McManus, G. B.. Dept Marine Sciences University of Connecticut, firstname.lastname@example.org
Fagin, S. B.. Dept. Marine Sciences University of Connecticut, email@example.com
FEEDING OF OLIGOTRICH CILIATES ON THE HARMFUL ALGAL BLOOM SPECIES PROROCENTRUM MINIMUM AND HETEROSIGMA CARTERAE.
As part of a larger study that is attempting to assess the role of benthic and planktonic grazers in the initiation and termination of harmful algal blooms (HAB), we measured feeding by oligotrich ciliates, the principal planktonic grazers in many coastal systems, on two HAB species, Prorocentrum minimum (a dinoflagellate) and Heterosigma carterae (a raphidophyte). Our goals were to assess the quality of these algae as food for oligotrichs isolated from waters where blooms are known to occur, and to evaluate whether poor ciliate growth could be attributed to toxins rather than to nutritional quality alone.
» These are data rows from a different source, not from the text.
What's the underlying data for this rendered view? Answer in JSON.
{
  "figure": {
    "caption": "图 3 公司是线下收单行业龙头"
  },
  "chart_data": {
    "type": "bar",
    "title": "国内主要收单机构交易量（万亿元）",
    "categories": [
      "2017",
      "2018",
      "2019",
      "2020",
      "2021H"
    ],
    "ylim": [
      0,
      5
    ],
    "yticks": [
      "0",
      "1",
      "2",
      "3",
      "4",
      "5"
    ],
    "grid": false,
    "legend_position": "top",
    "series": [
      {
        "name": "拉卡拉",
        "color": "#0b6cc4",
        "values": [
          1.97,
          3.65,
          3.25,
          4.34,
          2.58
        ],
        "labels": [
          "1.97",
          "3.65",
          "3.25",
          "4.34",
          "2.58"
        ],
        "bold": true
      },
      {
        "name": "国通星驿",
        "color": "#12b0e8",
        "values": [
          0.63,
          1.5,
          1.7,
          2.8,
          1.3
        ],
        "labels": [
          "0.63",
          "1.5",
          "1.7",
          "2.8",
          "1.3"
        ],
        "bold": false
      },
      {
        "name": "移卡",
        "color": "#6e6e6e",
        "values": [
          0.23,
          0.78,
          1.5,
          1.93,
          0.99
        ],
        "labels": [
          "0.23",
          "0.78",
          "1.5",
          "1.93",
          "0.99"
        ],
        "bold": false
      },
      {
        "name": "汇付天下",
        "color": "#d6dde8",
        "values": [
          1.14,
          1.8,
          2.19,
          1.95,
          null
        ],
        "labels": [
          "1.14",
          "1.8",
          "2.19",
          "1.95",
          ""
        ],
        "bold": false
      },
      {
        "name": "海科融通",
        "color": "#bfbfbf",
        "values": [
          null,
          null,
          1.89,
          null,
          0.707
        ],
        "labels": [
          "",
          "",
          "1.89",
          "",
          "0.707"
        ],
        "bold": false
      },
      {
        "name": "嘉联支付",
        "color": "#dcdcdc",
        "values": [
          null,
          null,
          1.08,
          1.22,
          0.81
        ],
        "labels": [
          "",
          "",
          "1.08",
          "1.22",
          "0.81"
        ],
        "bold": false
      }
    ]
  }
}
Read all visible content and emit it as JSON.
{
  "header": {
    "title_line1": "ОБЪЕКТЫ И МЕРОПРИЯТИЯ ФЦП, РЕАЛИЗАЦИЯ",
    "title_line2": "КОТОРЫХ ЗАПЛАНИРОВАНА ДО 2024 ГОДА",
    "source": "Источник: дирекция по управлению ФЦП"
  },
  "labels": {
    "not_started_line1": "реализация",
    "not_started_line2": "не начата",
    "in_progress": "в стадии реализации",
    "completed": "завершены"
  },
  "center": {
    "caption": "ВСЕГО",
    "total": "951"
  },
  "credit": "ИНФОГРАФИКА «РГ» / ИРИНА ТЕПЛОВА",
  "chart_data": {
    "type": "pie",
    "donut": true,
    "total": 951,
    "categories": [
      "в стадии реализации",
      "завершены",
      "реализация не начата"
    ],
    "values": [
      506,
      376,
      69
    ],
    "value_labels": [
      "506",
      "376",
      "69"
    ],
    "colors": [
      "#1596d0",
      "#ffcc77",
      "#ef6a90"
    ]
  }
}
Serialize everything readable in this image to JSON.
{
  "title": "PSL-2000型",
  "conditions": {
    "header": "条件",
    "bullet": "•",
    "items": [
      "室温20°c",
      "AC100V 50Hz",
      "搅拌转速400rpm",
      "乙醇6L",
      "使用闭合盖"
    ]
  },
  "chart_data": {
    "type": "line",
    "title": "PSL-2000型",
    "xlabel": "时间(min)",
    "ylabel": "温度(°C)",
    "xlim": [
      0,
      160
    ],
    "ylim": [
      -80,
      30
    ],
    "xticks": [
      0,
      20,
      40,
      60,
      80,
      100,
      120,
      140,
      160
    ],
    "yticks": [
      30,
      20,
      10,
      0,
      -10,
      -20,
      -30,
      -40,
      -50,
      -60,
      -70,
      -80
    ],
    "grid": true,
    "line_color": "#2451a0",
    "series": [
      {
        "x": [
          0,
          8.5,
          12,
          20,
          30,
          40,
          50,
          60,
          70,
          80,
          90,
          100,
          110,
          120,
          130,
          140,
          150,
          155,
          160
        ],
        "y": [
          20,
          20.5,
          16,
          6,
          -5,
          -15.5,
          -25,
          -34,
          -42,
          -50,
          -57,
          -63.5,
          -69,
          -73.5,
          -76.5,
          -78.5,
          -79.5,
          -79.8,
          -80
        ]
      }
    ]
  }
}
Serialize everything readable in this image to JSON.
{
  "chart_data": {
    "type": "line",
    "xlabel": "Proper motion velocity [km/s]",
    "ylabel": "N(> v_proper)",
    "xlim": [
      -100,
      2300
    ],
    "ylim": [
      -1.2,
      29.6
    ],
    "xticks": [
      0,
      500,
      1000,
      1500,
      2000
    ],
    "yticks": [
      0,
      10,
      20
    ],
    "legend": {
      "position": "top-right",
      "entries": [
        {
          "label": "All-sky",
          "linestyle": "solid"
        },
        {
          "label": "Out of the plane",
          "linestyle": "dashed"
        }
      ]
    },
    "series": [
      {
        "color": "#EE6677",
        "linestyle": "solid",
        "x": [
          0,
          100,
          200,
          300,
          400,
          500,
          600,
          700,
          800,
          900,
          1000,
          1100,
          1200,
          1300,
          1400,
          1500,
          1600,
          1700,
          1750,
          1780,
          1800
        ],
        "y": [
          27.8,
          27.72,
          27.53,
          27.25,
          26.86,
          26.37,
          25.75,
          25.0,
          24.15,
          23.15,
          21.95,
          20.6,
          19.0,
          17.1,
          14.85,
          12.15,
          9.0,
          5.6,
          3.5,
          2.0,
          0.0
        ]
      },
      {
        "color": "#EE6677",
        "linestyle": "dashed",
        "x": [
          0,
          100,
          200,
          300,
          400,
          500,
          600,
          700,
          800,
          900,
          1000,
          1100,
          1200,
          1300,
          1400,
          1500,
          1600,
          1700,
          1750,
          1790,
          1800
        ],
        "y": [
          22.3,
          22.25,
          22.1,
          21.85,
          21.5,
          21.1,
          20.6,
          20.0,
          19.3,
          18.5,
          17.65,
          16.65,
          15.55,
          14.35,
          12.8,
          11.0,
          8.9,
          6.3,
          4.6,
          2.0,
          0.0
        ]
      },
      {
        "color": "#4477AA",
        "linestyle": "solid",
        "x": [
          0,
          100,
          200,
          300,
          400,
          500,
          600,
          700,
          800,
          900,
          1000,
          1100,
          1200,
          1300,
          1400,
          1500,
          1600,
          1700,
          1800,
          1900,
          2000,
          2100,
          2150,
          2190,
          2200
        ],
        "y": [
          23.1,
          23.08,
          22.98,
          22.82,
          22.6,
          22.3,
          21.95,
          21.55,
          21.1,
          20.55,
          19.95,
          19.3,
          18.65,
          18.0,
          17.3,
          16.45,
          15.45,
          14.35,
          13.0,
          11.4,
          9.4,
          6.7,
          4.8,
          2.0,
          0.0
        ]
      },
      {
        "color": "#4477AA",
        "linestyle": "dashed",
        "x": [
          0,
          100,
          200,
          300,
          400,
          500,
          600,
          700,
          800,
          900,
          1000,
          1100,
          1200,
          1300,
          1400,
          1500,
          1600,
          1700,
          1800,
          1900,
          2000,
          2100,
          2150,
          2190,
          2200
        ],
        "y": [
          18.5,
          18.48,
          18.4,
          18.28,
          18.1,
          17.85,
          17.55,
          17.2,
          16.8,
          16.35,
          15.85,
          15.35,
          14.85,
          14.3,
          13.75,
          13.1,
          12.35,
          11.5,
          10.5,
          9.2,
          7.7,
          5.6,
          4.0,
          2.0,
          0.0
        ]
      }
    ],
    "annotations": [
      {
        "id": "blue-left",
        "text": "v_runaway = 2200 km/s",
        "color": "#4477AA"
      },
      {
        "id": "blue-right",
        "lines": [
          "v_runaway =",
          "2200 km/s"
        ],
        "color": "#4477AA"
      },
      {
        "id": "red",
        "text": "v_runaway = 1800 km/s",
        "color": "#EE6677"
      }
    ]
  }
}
For the ciliate Strombidinopsis sp. feeding on Prorocentrum, maximum growth rate was 0.84 per day, more than twice as high as that observed for a control food, the dinoflagellate Heterocapsa triquetra, which is commonly used in the cultivation of oligotrichs. Growth rate was half the maximum rate at a food concentration of 2000 cells per ml Two other oligotrichs we studied also grew well on Prorocentrum. By contrast, Heterosigma did not support the growth of Strombidinopsis nor that of another oligotrich with which it was tested. Observations of poor growth and detrimental morphological changes in ciliates fed high concentrations (>50000 cells per ml) of several algal species, including non-toxic ones, suggest that their grazing is not likely to be important in bloom termination once high concentrations are reached.